Небеса неприступны и хмуры.

Вороньё воспитало птенцов,

и солдатики литературы

пообвыклись с соседством дельцов.

 

К октябрю холодеет округа,

и дрожат под листвой пожилой

два забора напротив друг друга –

неприступный и еле живой.

 

Кобелёк, пробегающий мимо,

намекает: «Я не из простых.

Я внебрачный внучок того Джима,

что добыл из Есенина стих».

 

Мышка тянет дрожащую лапку,

в исторический хочет аннал:

кот Фадеева, мол, её бабку

целый месяц гонял. Не догнал.

 

При Есенине этого места

и не ведал никто, так что брось!

Перемен-то вокруг, перемен-то,

только ветер всё тот же, насквозь.

 

Мать-удача иль дочка-удачка,

помоги на дороге пустой,

где весёлая пьяная тачка

с рёвом мчит на источник святой.

 

* * *

 

За полсекунды от небытия,

когда запахло адом или раем,

ни ты, ни, как мне кажется, ни я

ничто в прошедшей жизни не исправим.

 

Но ни одну прижизненную страсть

не ощущали мы с такою силой,

как дикое желание припасть

к ошибке милой или же немилой,

 

в отчаянии последнем оттого,

что не в стихах, а вот она, кончина.

И не избавить ту или того

от бедствия, какому ты – причина.

 

И как же мелко всё, что совершил,

всё найденное выспренно и косно,

а времени-то было, сторожил...

Поздно.

 

* * *

 

Золотыми редкими окнами богата тьма.

Май гуляет, но вяло, как выдохшийся призывник.

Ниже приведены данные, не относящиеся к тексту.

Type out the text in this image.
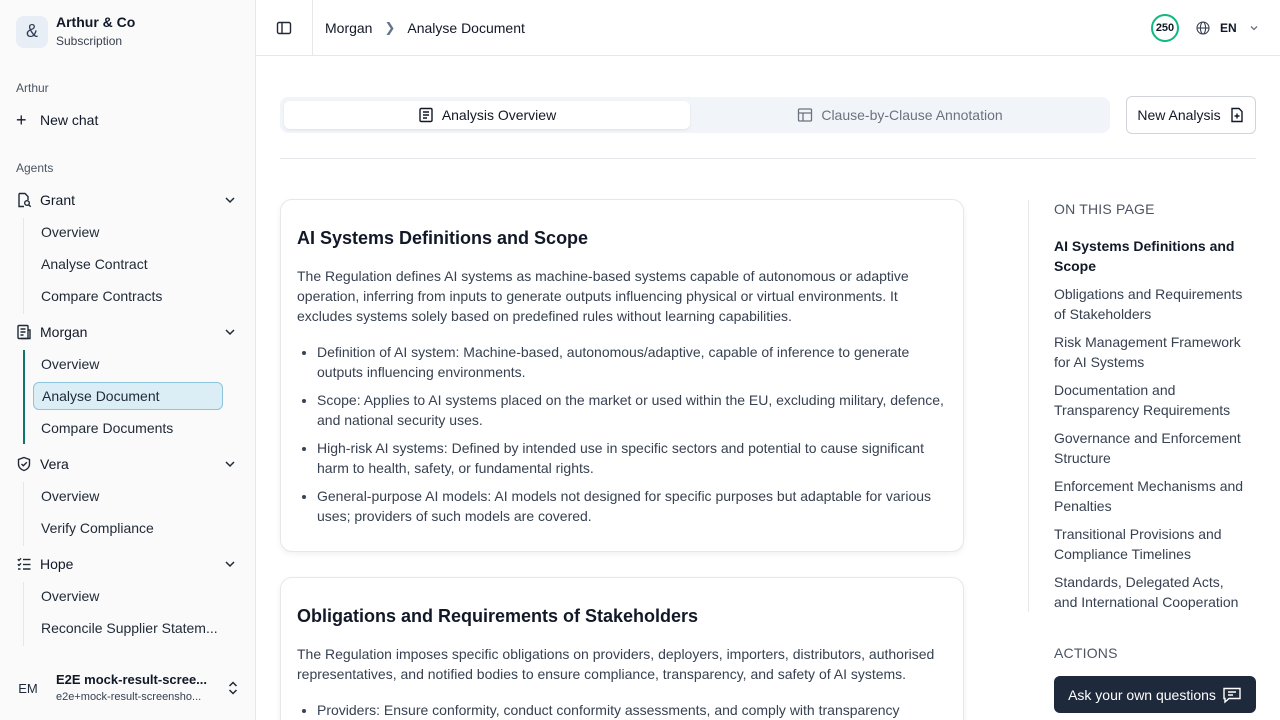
&	Arthur & Co
Subscription
Arthur
+ New chat
Agents
Grant
Overview
Analyse Contract
Compare Contracts
Morgan
Overview
Analyse Document
Compare Documents
Vera
Overview
Verify Compliance
Hope
Overview
Reconcile Supplier Statem...
EM
E2E mock-result-scree...
e2e+mock-result-screensho...
Morgan ❯ Analyse Document	250	EN
Analysis Overview	Clause-by-Clause Annotation	New Analysis
AI Systems Definitions and Scope

The Regulation defines AI systems as machine-based systems capable of autonomous or adaptive operation, inferring from inputs to generate outputs influencing physical or virtual environments. It excludes systems solely based on predefined rules without learning capabilities.

• Definition of AI system: Machine-based, autonomous/adaptive, capable of inference to generate outputs influencing environments.
• Scope: Applies to AI systems placed on the market or used within the EU, excluding military, defence, and national security uses.
• High-risk AI systems: Defined by intended use in specific sectors and potential to cause significant harm to health, safety, or fundamental rights.
• General-purpose AI models: AI models not designed for specific purposes but adaptable for various uses; providers of such models are covered.
Obligations and Requirements of Stakeholders

The Regulation imposes specific obligations on providers, deployers, importers, distributors, authorised representatives, and notified bodies to ensure compliance, transparency, and safety of AI systems.

• Providers: Ensure conformity, conduct conformity assessments, and comply with transparency
ON THIS PAGE
AI Systems Definitions and Scope
Obligations and Requirements of Stakeholders
Risk Management Framework for AI Systems
Documentation and Transparency Requirements
Governance and Enforcement Structure
Enforcement Mechanisms and Penalties
Transitional Provisions and Compliance Timelines
Standards, Delegated Acts, and International Cooperation
ACTIONS
Ask your own questions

Знаменитое кладбище мне заслонили дома.

Кому дело до этого, видит его и сквозь них.

Три сосны заросли деревьями разных пород.

Раньше в ясные дни говорили мы: – Вон три сосны...

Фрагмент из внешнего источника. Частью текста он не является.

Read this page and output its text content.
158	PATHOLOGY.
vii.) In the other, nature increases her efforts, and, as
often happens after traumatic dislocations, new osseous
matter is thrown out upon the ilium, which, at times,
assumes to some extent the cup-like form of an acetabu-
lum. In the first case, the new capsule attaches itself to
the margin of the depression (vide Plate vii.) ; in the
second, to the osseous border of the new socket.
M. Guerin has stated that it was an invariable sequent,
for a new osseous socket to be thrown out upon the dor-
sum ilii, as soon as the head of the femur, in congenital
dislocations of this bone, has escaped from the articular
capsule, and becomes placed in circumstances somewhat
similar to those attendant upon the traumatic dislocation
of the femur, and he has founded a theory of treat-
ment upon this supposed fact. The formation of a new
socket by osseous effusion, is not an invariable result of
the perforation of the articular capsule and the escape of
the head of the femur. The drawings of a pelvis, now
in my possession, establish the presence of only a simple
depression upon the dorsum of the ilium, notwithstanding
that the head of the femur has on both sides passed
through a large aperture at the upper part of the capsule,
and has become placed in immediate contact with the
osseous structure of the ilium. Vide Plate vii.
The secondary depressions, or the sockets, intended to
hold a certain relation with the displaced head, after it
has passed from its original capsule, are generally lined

По утрам облаков в этом небе невпроворот.

А вот вечером даже звёзды порой видны.

 

Пропади оно пропадом всё, для чего я жил:

все тетради, и ручки, и ластики, и карандаши.

Лучше выдавлю слабую капельку из полнокровных жил –

пусть хоть в ней отразится жизнь, как её там... души.

Я боюсь этих слов: сердце, родина, дух, душа, –

изнасилованных, поставленных на хор.

Так и вижу, как бедное слово ползёт, чуть дыша

и взирая с немой надеждою за бугор.

 

Ну, а что за бугром? Та же ложь, хоть другой язык...

Впрочем, хватит об этом. И полночь, и жизнь не вся.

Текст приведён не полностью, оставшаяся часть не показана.